CppND-Capstone (Tensorflow Custom Op) Project
In this project we will create a custom op that isn't covered by existing Tensorflow Library. Following project is created by following instructions provided by Tensorflow, in the Create an op page.
For further instruction, please refer to Create an op page.
Tensor Addition Op
Addition op is an op that gets two tensors as input and outputs a tensor that is summation of input tensors.

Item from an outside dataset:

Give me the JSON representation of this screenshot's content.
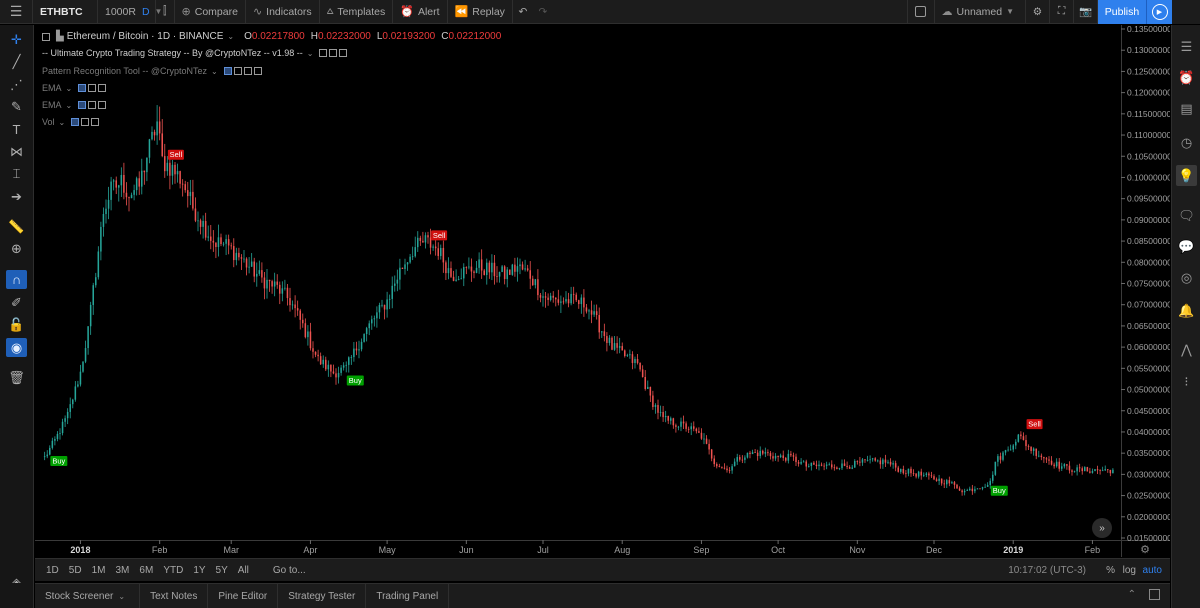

Following is the Functor of Addition Op
template<typename T>
struct AdditionFunctor<CPUDevice,T>{
void operator()(const CPUDevice& d, const T* input_a, const T* input_b, T* output_c, int N){
for(int i=0;i<N; i++){
output_c[i] = input_a[i] + input_b[i];
}
}
};
Output tensor c is summation of input tensor a and b.
Project structure
-
customAdd.cc
→ code of custom Addition op
-
custom_kernel.cu.cc
→ Specialization for the GPU device defined
-
custom_kernel.h
→ header file for customAdd op
-
customAdd.so
→ Shared library created after customAdd.cc is built
-
customAdd_test.py
→ File for checking whether customAdd op is working properly
Building the op Library
First of all, using python, we will get the header directory and the get_lib directory.
$ python
>>> import tensorflow as tf
>>> tf.sysconfig.get_include()
>>> tf.sysconfig.get_lib()
Compile
Compile with CPU Device
Run following codes to compile custom op into a dynamic library.

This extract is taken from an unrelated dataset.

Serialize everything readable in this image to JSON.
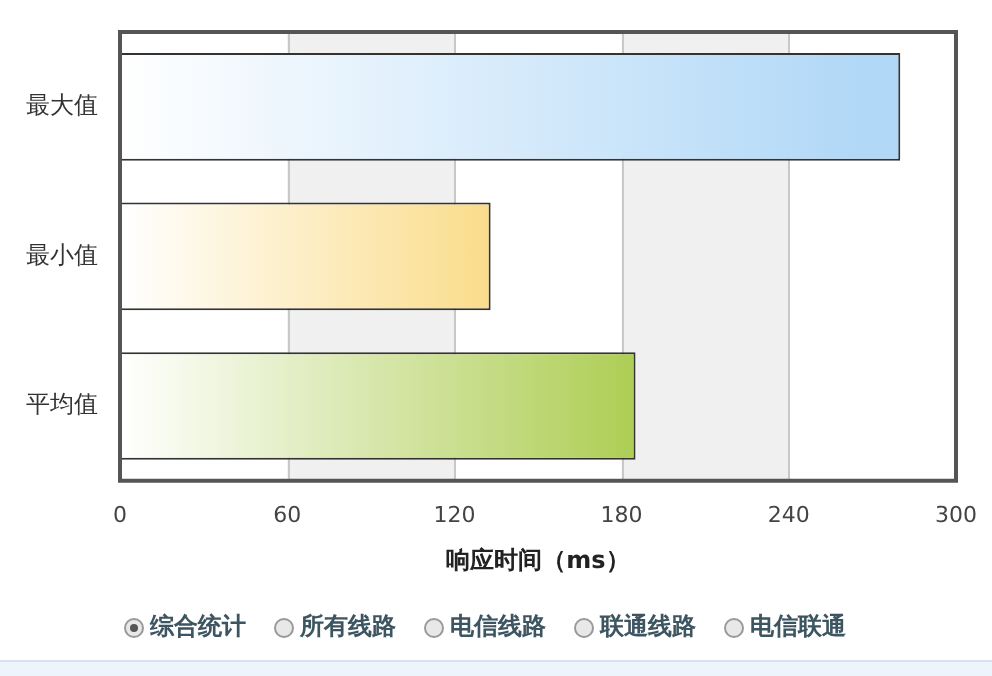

TF_CFLAGS=( $(python -c 'import tensorflow as tf; print(" ".join(tf.sysconfig.get_compile_flags()))') )
TF_LFLAGS=( $(python -c 'import tensorflow as tf; print(" ".join(tf.sysconfig.get_link_flags()))') )

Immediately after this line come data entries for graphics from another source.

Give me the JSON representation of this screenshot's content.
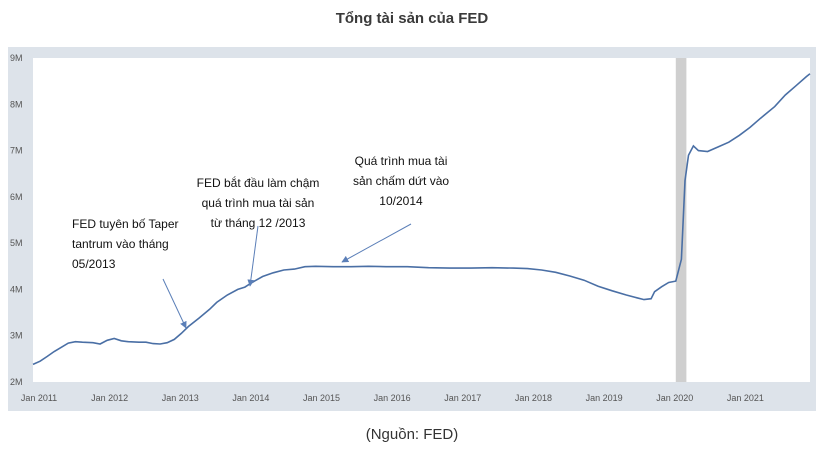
{
  "chart_data": {
    "type": "line",
    "title": "Tổng tài sản của FED",
    "source": "(Nguồn: FED)",
    "xlabel": "",
    "ylabel": "",
    "ylim": [
      2,
      9
    ],
    "y_ticks": [
      "2M",
      "3M",
      "4M",
      "5M",
      "6M",
      "7M",
      "8M",
      "9M"
    ],
    "x_ticks": [
      "Jan 2011",
      "Jan 2012",
      "Jan 2013",
      "Jan 2014",
      "Jan 2015",
      "Jan 2016",
      "Jan 2017",
      "Jan 2018",
      "Jan 2019",
      "Jan 2020",
      "Jan 2021"
    ],
    "grid": false,
    "colors": {
      "line": "#4a6fa5",
      "plot_bg": "#ffffff",
      "frame": "#dde3ea",
      "shade": "#cfcfcf",
      "arrow": "#5b7fb8"
    },
    "recession_shade": {
      "from": 2020.1,
      "to": 2020.25
    },
    "series": [
      {
        "values": [
          [
            2011.0,
            2.38
          ],
          [
            2011.1,
            2.45
          ],
          [
            2011.2,
            2.55
          ],
          [
            2011.3,
            2.66
          ],
          [
            2011.4,
            2.75
          ],
          [
            2011.5,
            2.84
          ],
          [
            2011.6,
            2.87
          ],
          [
            2011.7,
            2.86
          ],
          [
            2011.85,
            2.85
          ],
          [
            2011.95,
            2.82
          ],
          [
            2012.05,
            2.9
          ],
          [
            2012.15,
            2.94
          ],
          [
            2012.25,
            2.89
          ],
          [
            2012.35,
            2.87
          ],
          [
            2012.5,
            2.86
          ],
          [
            2012.6,
            2.86
          ],
          [
            2012.7,
            2.83
          ],
          [
            2012.8,
            2.82
          ],
          [
            2012.9,
            2.85
          ],
          [
            2013.0,
            2.92
          ],
          [
            2013.1,
            3.05
          ],
          [
            2013.2,
            3.2
          ],
          [
            2013.35,
            3.38
          ],
          [
            2013.5,
            3.57
          ],
          [
            2013.6,
            3.72
          ],
          [
            2013.75,
            3.88
          ],
          [
            2013.9,
            4.0
          ],
          [
            2014.0,
            4.05
          ],
          [
            2014.1,
            4.15
          ],
          [
            2014.25,
            4.28
          ],
          [
            2014.4,
            4.36
          ],
          [
            2014.55,
            4.42
          ],
          [
            2014.7,
            4.44
          ],
          [
            2014.85,
            4.49
          ],
          [
            2015.0,
            4.5
          ],
          [
            2015.25,
            4.49
          ],
          [
            2015.5,
            4.49
          ],
          [
            2015.75,
            4.5
          ],
          [
            2016.0,
            4.49
          ],
          [
            2016.3,
            4.49
          ],
          [
            2016.6,
            4.47
          ],
          [
            2016.9,
            4.46
          ],
          [
            2017.2,
            4.46
          ],
          [
            2017.5,
            4.47
          ],
          [
            2017.8,
            4.46
          ],
          [
            2018.0,
            4.45
          ],
          [
            2018.2,
            4.42
          ],
          [
            2018.4,
            4.37
          ],
          [
            2018.6,
            4.29
          ],
          [
            2018.8,
            4.2
          ],
          [
            2019.0,
            4.07
          ],
          [
            2019.2,
            3.97
          ],
          [
            2019.4,
            3.88
          ],
          [
            2019.55,
            3.82
          ],
          [
            2019.65,
            3.78
          ],
          [
            2019.75,
            3.8
          ],
          [
            2019.8,
            3.95
          ],
          [
            2019.9,
            4.06
          ],
          [
            2020.0,
            4.15
          ],
          [
            2020.1,
            4.18
          ],
          [
            2020.18,
            4.65
          ],
          [
            2020.23,
            6.35
          ],
          [
            2020.28,
            6.9
          ],
          [
            2020.35,
            7.1
          ],
          [
            2020.42,
            7.0
          ],
          [
            2020.55,
            6.98
          ],
          [
            2020.7,
            7.08
          ],
          [
            2020.85,
            7.18
          ],
          [
            2021.0,
            7.33
          ],
          [
            2021.15,
            7.5
          ],
          [
            2021.3,
            7.7
          ],
          [
            2021.5,
            7.95
          ],
          [
            2021.65,
            8.2
          ],
          [
            2021.8,
            8.4
          ],
          [
            2021.95,
            8.6
          ],
          [
            2022.0,
            8.66
          ]
        ]
      }
    ],
    "annotations": [
      {
        "lines": [
          "FED tuyên bố Taper",
          "tantrum vào tháng",
          "05/2013"
        ]
      },
      {
        "lines": [
          "FED bắt đầu làm chậm",
          "quá trình mua tài sản",
          "từ tháng 12 /2013"
        ]
      },
      {
        "lines": [
          "Quá trình mua tài",
          "sản chấm dứt vào",
          "10/2014"
        ]
      }
    ]
  }
}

g++ -std=c++11 -shared zero_out.cc -o zero_out.so -fPIC ${TF_CFLAGS[@]} ${TF_LFLAGS[@]} -O2
- Note on gcc version >=5: gcc uses the new C++ ABI since version 5. The binary pip packages available on the TensorFlow website are built with gcc4 that uses the older ABI. If you compile your op library with gcc>=5, add -D_GLIBCXX_USE_CXX11_ABI=0 to the command line to make the library compatible with the older abi.
Compile with GPU Device
Using CUDA kernel to implement op.
nvcc -std=c++11 -c -o cuda_op_kernel.cu.o cuda_op_kernel.cu.cc \
${TF_CFLAGS[@]} -D GOOGLE_CUDA=1 -x cu -Xcompiler -fPIC
g++ -std=c++11 -shared -o cuda_op_kernel.so cuda_op_kernel.cc \
cuda_op_kernel.cu.o ${TF_CFLAGS[@]} -fPIC -lcudart ${TF_LFLAGS[@]}
Testing through python
Compile with testing file in python code.
python customAdd_test.py
When operation is successfully done, you will see
Operation Successful!
Testing Result
Prerequisites
- Tensorflow binary
- g++
- CUDA if running with GPU Device
Project Specification
README
- A README with instructions is included with the project
- The README indicates which project is chosen.
- The README includes information about each rubric point addressed.
Compiling and Testing
- The submission must compile and run.
Loops, Functions, I/O
- The project demonstrates an understanding of C++ functions and control structures.
- The project reads data from a file and process the data, or the program writes data to a file.
Object Oriented Programming
- The project uses Object Oriented Programming techniques.
- Classes abstract implementation details from their interfaces.
- Classes encapsulate behavior.
- Classes follow an appropriate inheritance hierarchy.
- Overloaded functions allow the same function to operate on different parameters.
- Derived class functions override virtual base class functions.
- Templates generalize functions in the project.